Q&A: Senior Indian journalist Hartosh Singh Bal

Al Jazeera speaks to Hartosh Singh Bal, political editor of Caravan magazine, on the state of media and democracy.

New Delhi, India – India’s Hindu nationalist government has been criticised for silencing dissent and undermining independent media, with critical journalists branded “anti-nationals” or charged under “anti-terror” laws.

Under Prime Minister Narendra Modi, press freedom has deteriorated, with India dropping to 142nd place in the list of 180 countries in “the World Press Freedom Index 2020”.

Newspapers and television networks critical of the governments have either had their advertisements blocked or their offices raided, and activists have been thrown in jails for organising peaceful protests.

It has resulted in widespread self-censorship on the part of media. A sectarian agenda, critics said, have instead been accorded more prime-time slots in tune with the Hindu nationalist government’s right-wing politics.

India at 142 on World Press Freedom Index over Kashmir blackout

Modi himself has not conducted a single news conference since becoming prime minister in 2014.
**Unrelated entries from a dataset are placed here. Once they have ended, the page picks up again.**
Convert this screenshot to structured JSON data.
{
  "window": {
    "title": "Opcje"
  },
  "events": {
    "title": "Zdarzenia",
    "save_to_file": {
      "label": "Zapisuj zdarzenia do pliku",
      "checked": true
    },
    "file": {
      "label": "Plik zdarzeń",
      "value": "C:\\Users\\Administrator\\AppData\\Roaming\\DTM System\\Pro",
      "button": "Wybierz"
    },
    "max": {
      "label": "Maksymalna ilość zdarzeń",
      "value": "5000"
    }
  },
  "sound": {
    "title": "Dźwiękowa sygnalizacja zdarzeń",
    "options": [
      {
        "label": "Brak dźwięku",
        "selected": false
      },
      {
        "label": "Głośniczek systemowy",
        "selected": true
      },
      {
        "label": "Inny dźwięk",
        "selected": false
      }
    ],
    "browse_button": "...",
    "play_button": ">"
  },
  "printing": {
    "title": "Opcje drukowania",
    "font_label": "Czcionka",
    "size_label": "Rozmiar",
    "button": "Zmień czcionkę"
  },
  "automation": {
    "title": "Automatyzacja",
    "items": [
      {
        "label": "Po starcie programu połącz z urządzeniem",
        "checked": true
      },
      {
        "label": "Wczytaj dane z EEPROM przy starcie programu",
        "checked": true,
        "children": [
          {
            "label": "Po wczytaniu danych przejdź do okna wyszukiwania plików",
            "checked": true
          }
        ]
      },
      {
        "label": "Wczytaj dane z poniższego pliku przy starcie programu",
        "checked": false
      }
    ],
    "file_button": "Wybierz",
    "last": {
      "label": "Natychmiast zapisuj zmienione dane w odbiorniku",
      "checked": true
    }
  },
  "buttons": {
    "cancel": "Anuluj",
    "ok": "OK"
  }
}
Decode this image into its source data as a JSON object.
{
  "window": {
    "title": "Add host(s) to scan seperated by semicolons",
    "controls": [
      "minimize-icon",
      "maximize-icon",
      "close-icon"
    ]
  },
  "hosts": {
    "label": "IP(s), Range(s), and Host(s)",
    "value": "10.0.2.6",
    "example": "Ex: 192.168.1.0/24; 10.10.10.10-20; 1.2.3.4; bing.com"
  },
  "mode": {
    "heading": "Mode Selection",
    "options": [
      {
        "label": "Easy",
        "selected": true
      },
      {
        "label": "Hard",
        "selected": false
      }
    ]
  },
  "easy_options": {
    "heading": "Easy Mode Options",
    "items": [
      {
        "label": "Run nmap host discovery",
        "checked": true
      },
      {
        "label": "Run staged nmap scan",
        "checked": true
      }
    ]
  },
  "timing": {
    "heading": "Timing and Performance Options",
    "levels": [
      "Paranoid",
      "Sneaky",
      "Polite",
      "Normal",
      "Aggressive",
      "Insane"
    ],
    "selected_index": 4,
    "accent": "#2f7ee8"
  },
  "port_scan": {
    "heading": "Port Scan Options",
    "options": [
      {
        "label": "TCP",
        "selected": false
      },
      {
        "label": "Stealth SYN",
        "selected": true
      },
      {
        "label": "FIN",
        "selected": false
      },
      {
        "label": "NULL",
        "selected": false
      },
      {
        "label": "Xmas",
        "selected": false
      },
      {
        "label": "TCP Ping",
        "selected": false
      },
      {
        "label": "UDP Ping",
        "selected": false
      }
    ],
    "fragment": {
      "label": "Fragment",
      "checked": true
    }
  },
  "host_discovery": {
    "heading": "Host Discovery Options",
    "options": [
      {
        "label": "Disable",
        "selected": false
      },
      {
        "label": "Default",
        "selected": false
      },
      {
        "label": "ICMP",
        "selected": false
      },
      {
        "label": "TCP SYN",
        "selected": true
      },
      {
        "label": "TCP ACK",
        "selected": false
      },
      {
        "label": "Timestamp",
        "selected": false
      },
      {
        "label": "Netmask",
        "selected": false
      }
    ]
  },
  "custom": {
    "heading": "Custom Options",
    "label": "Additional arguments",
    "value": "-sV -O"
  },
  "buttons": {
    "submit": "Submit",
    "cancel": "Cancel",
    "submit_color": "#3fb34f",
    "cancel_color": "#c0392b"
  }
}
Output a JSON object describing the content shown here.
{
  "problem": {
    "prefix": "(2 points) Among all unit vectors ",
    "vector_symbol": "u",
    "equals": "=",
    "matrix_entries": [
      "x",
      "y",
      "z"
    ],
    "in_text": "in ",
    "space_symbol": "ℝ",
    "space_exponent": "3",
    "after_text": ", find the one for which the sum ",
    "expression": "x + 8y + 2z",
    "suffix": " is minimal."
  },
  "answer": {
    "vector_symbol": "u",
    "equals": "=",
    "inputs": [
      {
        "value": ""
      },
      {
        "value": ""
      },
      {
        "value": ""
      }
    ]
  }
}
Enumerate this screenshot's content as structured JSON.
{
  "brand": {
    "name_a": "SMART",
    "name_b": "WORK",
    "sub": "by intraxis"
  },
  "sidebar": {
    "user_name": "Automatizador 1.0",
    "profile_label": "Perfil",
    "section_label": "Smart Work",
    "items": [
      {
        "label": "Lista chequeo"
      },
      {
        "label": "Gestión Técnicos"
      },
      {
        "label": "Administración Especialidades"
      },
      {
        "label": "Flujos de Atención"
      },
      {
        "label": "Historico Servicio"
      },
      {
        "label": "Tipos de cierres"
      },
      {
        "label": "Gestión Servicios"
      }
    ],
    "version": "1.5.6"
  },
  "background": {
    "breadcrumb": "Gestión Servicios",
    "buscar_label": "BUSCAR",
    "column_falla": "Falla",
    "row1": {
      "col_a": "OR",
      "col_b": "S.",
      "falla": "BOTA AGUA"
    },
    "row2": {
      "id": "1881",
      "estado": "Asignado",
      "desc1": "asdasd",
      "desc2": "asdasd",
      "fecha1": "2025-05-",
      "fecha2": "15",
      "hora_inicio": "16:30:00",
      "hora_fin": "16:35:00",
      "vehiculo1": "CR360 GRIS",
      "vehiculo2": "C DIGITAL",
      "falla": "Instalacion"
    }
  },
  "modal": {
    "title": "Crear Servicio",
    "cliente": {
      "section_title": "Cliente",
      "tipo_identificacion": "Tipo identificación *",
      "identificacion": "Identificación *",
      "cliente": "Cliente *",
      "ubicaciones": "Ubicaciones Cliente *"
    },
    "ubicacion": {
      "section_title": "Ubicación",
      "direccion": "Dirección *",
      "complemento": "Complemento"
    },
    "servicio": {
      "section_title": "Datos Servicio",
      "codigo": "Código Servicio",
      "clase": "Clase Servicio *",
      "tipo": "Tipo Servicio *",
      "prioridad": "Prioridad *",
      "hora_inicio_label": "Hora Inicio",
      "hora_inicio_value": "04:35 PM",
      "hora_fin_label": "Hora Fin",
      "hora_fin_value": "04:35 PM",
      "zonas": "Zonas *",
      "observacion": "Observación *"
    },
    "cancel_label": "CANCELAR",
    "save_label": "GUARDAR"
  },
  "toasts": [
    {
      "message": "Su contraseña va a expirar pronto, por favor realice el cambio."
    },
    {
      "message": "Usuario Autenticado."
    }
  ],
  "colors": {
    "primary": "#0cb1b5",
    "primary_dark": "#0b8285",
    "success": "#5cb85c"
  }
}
Before an abrupt decision to announce a coronavirus lockdown on March 24, Modi met editors and owners of 20 major media organisations asking them to publish “positive stories”. The government also tried to control all aspects of information regarding the coronavirus crisis.

Al Jazeera spoke Hartosh Singh Bal, political editor of Caravan magazine, on the state of media and democracy in India.

Al Jazeera: How would you describe the state of press freedom in India at the moment?

Hartosh Singh Bal: Well, it’s been going from bad to worse for a while. I think ever since Modi took over [in 2014], there’s been a deliberate attempt to subvert the whole independence of the media, and dissent has been strictly controlled.

I think just a few hours before the coronavirus lockdown [was announced on March 24], Modi himself spoke to a lot of owners and editors of print [media] across the country, and you’ve seen the results.

They [media] are basically reporting positive stories on the lockdown, and the migrant crisis was largely ignored. Historian Ram Guha’s column was removed from the English newspaper the Hindustan Times, whose owner Modi spoke to. And we are getting a lot of under-reporting on the bad impact of the lockdown and of what is happening in the country.

Al Jazeera: Why do you think media companies are so willing to comply with the government pressure?

Bal: Two things, I think. One is to do with the media landscape. The media ownership by big business and people who have other business interests already had undermined the media even during the times of the previous Congress party-led government.

But Modi after coming to power used this systemically to basically coerce media through indirect means, in terms of ease of doing business for the owners, who have other commercial interests. The government can create roadblocks or deny permissions for other businesses if the reporting is not favourable.

Also, there is a great deal of collusion. There is an ideological belief in many of the owners in whatever this government represents, so there’s both coercion and collusion in what is happening. And then the [pro-government] media itself has been used to undermine any other media that speaks up independently.

You have 9 o’clock [prime time] news shows dedicated to journalists, who are called anti-nationals, traitors and left-wing extremists simply because they are critical of the government. So this government has basically managed the media by either making it ineffective or questioning its very purpose through other media which are more amenable to what they [government] want.

Al Jazeera: How dangerous do you think it is to be calling journalists or anyone who criticises the government “anti-national”? Also, the government has charged journalists, especially in Kashmir, under the anti-terror law (UAPA).

Bal: Clearly, it’s part of the same process. Kashmir is a particularly dangerous case, the extreme case, the limit case of where India will go with the kind of things Modi is doing. Kashmir was under lockdown in a sense which preceded COVID-19 because the government wanted some political ends met.

And the reporting that came out in the mainstream Indian media was that [Kashmiri] people were actually happy about being locked down in their houses. And this despite all the facts to the contrary, as the foreign media and a few other Indian media reported.

But the mainstream narrative which people in this country believed was the narrative that the government wanted spun. That is what is happening. He [Modi] is creating a fictional world in which people are consuming reality.

And what is actually happening, the shortcomings of the government, even the normal process of democracy in which leadership and political decisions are questioned, is being undermined. There is no constant exchange except through [pro-government] media. So in some senses, the very democratic framework of India, the way it should operate, is today in peril.

Al Jazeera: Indian government leaders love to talk about how India is the world’s largest democracy. They say it all the time. But then how does that fit with the state of press freedom in India when the press is such an important part of democracy?

Bal: India today is in the danger of failing to be a constitutional democracy. I’m not claiming that Modi doesn’t enjoy democratic support. He does, even today, a huge amount.

But the very idea of constitutional democracy is mandated and functions through the work of institutions that control majoritarian tendencies, control the kind of anti-Muslim sentiments that this government is fomenting.

So constitutional democracy, for it to work, requires the checks and balances of institutions and the press. It may be a democracy in the sense that the majority rules, that the mob rules in some senses, but it is not a constitutional democracy in the real sense today.

The interview has been edited for clarity.